Efficient Collaborative Multi-Agent Driving via Cross-Attention and Concise Communication
Qingyi Liang, Zhengmin Jiang, Jianwen Yin, Lei Peng, Jia Liu, Huiyun Li · 2024
Reinforcement learning has been shown to have great potential applications in autonomous driving. For collaborative driving scenarios, multi-agent reinforcement learning can be used to explore efficient and collaborative driving strategies. However, it still faces the challenge of non-stationary. Traditional methods focus on evaluating the similarities between the real state of the teammate and the modeled state. There is also the issue of partial observability. It can be addressed by establishing communication to share information with other surrounding agents.

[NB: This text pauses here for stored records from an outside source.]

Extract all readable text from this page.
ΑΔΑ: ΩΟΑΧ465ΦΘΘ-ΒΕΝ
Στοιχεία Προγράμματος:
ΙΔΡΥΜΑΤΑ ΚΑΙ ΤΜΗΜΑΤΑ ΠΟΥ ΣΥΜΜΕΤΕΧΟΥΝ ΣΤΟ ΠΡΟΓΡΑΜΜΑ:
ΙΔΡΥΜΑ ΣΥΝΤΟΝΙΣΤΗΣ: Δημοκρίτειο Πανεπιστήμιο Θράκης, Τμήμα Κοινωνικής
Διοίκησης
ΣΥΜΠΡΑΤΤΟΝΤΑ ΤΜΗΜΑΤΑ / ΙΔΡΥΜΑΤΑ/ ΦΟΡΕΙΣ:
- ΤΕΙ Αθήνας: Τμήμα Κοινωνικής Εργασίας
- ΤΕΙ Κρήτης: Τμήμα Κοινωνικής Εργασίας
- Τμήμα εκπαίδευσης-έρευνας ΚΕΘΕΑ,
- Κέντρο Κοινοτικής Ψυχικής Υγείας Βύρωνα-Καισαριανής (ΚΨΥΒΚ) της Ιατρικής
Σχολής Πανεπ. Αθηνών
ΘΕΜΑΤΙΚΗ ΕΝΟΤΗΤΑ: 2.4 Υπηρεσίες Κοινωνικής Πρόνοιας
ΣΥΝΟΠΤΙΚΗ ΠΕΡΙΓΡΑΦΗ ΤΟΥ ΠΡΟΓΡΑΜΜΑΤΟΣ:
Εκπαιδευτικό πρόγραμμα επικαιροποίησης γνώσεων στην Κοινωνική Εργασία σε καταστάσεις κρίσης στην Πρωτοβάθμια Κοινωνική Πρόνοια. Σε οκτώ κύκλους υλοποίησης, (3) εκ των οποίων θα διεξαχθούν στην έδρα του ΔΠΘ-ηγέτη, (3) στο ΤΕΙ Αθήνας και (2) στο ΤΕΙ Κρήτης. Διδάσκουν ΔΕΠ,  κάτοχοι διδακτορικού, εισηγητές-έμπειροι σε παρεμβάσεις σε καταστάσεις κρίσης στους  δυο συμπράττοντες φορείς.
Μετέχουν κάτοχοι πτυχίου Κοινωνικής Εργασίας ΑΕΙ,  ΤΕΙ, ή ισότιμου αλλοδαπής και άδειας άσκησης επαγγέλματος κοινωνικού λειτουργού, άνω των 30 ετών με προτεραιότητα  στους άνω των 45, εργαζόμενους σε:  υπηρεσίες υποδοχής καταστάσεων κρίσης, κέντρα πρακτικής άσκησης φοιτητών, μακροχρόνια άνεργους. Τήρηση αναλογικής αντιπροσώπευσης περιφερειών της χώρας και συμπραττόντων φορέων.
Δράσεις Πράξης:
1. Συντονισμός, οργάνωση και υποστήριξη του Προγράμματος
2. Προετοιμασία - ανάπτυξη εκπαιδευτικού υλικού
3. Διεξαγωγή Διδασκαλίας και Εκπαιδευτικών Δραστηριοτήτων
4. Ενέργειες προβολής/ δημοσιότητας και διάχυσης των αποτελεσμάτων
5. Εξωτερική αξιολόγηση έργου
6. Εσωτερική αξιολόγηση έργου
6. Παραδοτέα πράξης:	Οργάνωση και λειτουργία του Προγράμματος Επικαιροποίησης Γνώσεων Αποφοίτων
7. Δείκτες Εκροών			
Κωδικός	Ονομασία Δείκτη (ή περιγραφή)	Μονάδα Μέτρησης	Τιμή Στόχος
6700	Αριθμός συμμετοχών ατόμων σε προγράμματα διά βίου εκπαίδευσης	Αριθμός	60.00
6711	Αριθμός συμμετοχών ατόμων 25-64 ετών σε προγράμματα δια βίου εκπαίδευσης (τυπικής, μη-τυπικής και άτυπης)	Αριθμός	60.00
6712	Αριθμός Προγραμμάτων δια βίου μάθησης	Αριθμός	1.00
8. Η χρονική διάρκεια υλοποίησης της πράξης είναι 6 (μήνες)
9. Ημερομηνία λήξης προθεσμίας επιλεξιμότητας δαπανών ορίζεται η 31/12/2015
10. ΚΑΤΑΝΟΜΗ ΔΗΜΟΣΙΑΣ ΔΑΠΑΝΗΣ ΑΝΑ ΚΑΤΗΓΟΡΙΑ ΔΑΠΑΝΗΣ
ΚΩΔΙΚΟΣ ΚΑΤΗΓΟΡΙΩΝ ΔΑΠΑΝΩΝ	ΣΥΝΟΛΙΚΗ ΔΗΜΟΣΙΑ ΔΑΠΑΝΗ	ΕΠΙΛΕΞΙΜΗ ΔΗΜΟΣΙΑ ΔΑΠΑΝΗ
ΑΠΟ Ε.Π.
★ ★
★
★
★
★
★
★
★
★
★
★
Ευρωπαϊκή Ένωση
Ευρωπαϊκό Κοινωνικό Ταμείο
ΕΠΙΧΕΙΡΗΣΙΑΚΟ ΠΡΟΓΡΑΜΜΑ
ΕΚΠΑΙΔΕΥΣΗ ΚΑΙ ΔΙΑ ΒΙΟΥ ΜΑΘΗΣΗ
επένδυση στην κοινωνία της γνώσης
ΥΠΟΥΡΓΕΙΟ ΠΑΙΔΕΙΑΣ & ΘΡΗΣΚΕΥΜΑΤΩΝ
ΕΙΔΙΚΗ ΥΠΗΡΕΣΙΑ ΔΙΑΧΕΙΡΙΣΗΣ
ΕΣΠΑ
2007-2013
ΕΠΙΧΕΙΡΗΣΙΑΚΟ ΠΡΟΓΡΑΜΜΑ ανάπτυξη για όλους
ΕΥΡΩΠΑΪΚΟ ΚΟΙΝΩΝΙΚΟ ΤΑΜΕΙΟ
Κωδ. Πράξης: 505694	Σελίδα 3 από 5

However, prior approaches overlook the efficient communication problem caused by unprocessed and redundant information. To tackle these two challenges, we propose an approach named Multi-Agent Collaboration via Cross-Attention and Communication (MACAC). MACAC leverages the agent’s local observations to analyze and capture environment and interaction information, while also incorporating teammate modeling through the exchange of concise state information via communication. In addition, to improve the learning process, we integrate the noisy advantage technique into MACAC to enhance the agent’s exploration capabilities. As a result, vehicles can effectively adapt to dynamic environments and exhibit efficient collaborative driving skills. In all, experiments conducted on an autonomous driving simulator demonstrate that our approach surpasses the performance of the baseline algorithms.